Walakin, Mira harus kembali memutar otak untuk menekan pengeluaran dengan memasak dan membawa bekal makanan. Saat tidak ada lagi uang yang tersisa, mau tak mau ia meminjam uang kepada teman atau keluarganya.
Mengatur keuangan
Sementara itu, peneliti pada salah satu lembaga swadaya masyarakat di Jakarta, Lilis Shofiyanti (31), menambah penghasilan dengan mengirim tulisan untuk media massa. Ia juga menulis untuk jurnal, seminar, dan lokakarya. Hal itu membantu menambah penghasilannya tetapnya sebesar Rp 7,5 juta per bulan.
”Dengan pekerjaan tambahan, yang biasanya aku dapatkan dari NGO (lembaga swadaya masyarakat) lain, penghasilanku bertambah jadi Rp 9 juta-Rp 10 juta.

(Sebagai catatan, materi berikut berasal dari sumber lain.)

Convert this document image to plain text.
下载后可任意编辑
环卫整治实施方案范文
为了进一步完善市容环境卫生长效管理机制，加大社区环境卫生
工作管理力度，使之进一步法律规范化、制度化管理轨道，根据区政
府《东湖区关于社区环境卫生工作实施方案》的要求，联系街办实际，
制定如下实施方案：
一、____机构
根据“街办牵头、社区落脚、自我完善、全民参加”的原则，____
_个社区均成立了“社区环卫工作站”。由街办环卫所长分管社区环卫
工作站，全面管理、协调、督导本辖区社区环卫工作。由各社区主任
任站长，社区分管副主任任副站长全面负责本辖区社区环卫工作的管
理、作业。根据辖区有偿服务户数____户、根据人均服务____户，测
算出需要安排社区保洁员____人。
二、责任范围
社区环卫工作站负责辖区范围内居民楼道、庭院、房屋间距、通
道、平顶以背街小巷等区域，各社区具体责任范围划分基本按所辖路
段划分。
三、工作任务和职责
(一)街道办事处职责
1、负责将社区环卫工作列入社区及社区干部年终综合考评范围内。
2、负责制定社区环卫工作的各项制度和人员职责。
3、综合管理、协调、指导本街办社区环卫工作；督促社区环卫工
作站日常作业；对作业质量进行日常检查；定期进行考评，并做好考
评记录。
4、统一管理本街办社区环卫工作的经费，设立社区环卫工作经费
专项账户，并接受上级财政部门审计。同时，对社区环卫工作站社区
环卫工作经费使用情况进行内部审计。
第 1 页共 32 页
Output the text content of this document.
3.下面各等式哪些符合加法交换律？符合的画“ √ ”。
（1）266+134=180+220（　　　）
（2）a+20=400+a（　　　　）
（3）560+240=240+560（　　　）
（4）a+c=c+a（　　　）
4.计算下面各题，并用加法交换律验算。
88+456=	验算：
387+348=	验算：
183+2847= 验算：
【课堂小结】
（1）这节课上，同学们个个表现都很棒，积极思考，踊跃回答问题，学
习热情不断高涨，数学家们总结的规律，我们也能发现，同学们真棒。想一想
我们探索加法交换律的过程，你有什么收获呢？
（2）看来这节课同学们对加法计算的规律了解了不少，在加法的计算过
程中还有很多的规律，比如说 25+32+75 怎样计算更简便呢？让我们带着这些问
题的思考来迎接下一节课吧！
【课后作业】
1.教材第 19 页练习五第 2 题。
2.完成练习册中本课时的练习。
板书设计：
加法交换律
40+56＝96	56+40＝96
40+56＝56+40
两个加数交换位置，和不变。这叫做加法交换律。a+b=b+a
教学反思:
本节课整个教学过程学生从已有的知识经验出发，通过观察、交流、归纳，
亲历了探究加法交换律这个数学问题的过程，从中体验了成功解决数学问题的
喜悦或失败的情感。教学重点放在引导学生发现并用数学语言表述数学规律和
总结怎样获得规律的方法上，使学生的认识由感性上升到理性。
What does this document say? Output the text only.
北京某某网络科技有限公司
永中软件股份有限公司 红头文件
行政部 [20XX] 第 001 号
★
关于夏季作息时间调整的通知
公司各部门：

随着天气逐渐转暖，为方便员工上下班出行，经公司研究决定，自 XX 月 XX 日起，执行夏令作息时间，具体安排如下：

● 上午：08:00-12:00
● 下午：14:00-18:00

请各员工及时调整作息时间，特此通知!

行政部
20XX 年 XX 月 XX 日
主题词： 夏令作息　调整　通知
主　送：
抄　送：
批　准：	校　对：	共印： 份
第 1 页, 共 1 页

Tapi, pekerjaan tambahan itu tidak tentu ada tiap bulan,” tambahnya.
Lilis biasanya mengalokasikan 50 persen gaji tetapnya untuk kebutuhan primer, seperti membayar sewa indekos, makan, transportasi, dan mengirim uang kepada orangtua di Demak, Jawa Tengah.
Sebanyak 30 persen gajinya untuk dana sosial, seperti membeli kado pernikahan teman, serta membeli barang yang diinginkan. Sementara 20 persen sisanya untuk tabungan dan dana darurat.
”Kalau ada uang tambahan, uangnya akan kubagi dua dan dimasukkan ke alokasi dana 30 persen (dana sosial dan kepentingan pribadi) dan 20 persen (tabungan dan dana darurat),” ucap Lilis.
Untuk menekan pengeluaran, Lilis menyewa indekos yang berjarak hanya 500 meter dari kantor. Dengan demikian, ia tak perlu membeli sepeda motor dan bisa berjalan kaki setiap hari. Ia juga membatasi uang makan menjadi Rp 15.000-Rp 20.000 sekali makan.
Perencana keuangan Nadia Harsya menyarankan agar individu membuat catatan pengeluaran harian secara rutin. Pos-pos pengeluaran pun mesti diperhatikan secara detail. Uang sisa sebaiknya ditabung. Jika tak ada sisa, maka pengaturan keuangan mesti dievaluasi.
”Yang tak kalah penting dari mengatur keuangan adalah punya uangnya dulu. Harus mencari tahu bagaimana cara bisa menghasilkan uang, mungkin dari bekerja, berdagang/bisnis, dan freelance. Kalau ternyata belum surplus atau boncos mulu, solusinya adalah ngirit (berhemat) atau mencari income tambahan,” tutur Nadia (Kompas, 26/2/2024).